Die Rechte konnte bereits im ersten Wahlgang Verona, Monza, Alessandria sowie weitere Städte zurückerobern. Insgesamt errang die Rechte in 13 regionalen Hauptstädten die absolute Mehrheit, die Linke lediglich in 5.

Prodi enntäuscht

Prodis Mitte-Links-Bündnis konnte sich in Genua behaupten und setzte sich im mittelitalienischem L'Aquila und in Agrigent auf Sizilien durch, wo bisher die Rechte den Bürgermeister stellte.

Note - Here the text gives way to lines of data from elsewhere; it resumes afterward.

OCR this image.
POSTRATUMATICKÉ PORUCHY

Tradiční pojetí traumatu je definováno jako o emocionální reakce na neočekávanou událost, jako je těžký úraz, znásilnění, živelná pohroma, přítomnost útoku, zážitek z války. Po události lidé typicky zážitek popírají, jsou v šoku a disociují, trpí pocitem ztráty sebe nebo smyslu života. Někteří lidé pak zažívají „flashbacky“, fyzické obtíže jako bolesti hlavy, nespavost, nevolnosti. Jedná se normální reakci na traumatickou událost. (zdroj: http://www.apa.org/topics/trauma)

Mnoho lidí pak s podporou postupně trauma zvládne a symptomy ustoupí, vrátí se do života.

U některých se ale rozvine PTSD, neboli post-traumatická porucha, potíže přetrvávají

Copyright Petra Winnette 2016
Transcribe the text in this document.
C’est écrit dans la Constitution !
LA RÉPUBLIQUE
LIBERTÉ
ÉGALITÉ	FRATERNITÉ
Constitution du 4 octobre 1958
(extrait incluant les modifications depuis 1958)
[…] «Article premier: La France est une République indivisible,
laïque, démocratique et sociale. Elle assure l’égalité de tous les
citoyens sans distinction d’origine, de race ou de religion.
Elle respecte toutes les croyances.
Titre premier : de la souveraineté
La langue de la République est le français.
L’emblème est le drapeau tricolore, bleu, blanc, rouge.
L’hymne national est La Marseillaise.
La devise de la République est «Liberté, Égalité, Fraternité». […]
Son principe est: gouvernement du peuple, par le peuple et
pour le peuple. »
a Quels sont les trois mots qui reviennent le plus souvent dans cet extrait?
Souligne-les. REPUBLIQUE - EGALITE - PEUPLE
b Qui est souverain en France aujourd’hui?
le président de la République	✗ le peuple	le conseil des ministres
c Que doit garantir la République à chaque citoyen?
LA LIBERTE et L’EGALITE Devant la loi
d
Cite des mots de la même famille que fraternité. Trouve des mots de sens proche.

Der Regierungschef räumte ein, er sei enttäuscht über das Ergebnis. Vor allem in Norditalien sei der Unmut gegenüber der Politik offenkundig. Rücktrittsforderungen der Opposition wies er aber zurück: «Ich habe ein Programm für fünf Jahre.» Mit diesem Wahlergebnis sei zu rechnen gewesen. Wenn man in der ersten Regierungsphase ein Land ernsthaft verwalte, löse man Unzufriedenheit aus, weil man vieles in Ordnung bringen müsse.

Berlusconi sieht klares Signal

Der jetzige Oppositionsführer Berlusconi wertete das Ergebnis als grossen Erfolg für sein Lager. «Ganz Italien hat Prodi ein klares Signal gegeben: Die Regierung der Steuererhöhungen muss nach Hause gehen», sagte Berlusconi.

Bei der Abstimmung wurden in über 850 zumeist kleineren Gemeinden Bürgermeister bestimmt.